Background: The 2015 CoSTR recommended that standard-dose epinephrine (SDE) was reasonable for patients with out-of-hospital cardiac arrest (OHCA) and extracorporeal cardiopulmonary resuscitation (ECPR) was reasonable rescue therapy for selected patients with ongoing cardiac arrest when initial conventional CPR was unsuccessful.

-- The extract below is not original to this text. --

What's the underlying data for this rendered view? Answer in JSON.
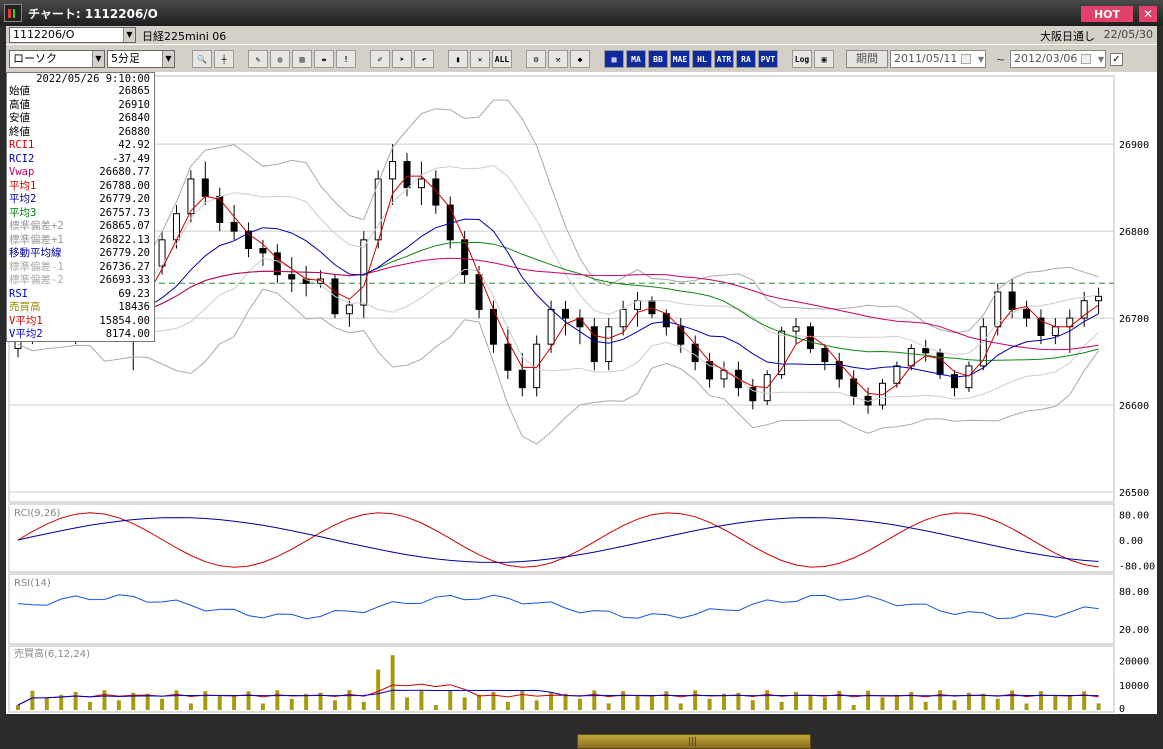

We investigated the effect of prehospital SDE for patients who met the criteria of ECPR. Methods: From the All-Japan OHCA Utstein Registry between 2007 and 2015, we included 22,552 patients who met the criteria of ECPR of the SAVE-J study (age between 20 and 75, witnessed shockable OHCA, cardiac arrest on hospital arrival, cardiac etiology, and collapse-to-ECPR interval within 60 minutes). Study patients were divided into two groups according to prehospital SDE or not. Primary endpoint was favorable 30-day neurological outcome after OHCA. Results: Of the 22,552 study patients, 5,659 (25%) received prehospital SDE and 16,893 (75%) did not. The SDE group resulted in lower proportion of favorable 30-day neurological outcome than the no-SDE group (5.6% versus 8.4%, p<0.001) with longer collapse-to-hospital-arrival interval (36.7±9.8 min vs. 29.6±11.3 min, p<0.001). After adjustment for independent predictors of resuscitation, prehospital SDE did not impact on neurological benifit (adjusted OR,1.13; 95%CI,0.98-1.29), but the collapse-to-hospital-arrival interval was associated with neurological benefit (adjusted OR, 0.94; 95% CI, 0.93-0.95). In curve estimation of the SDE group, when collapse-to-hospital-arrival interval was delayed, proportion of the favorable neurological outcome decreased to about 25% at 1 minute and about 0% at 54 minutes (R=0.14). In the 274 patients undergoing ECPR of the SAVE-J study, however, it was about 43% at 1 minute and about 0% at 96 minutes (R=0.17). Conclusions: Prehospital SDE did not improve likelihood of favorable neurological outcome for patients who met the criteria of ECPR (age between 20 and 75, witnessed shockable OHCA, cardiac arrest on hospital arrival, cardiac etiology and collapse-to-ECPR interval within 60 minutes), because SED administration delayed the collapse-to-hospital-arrival interval which was closely related to the neurologically intact survival on ECPR.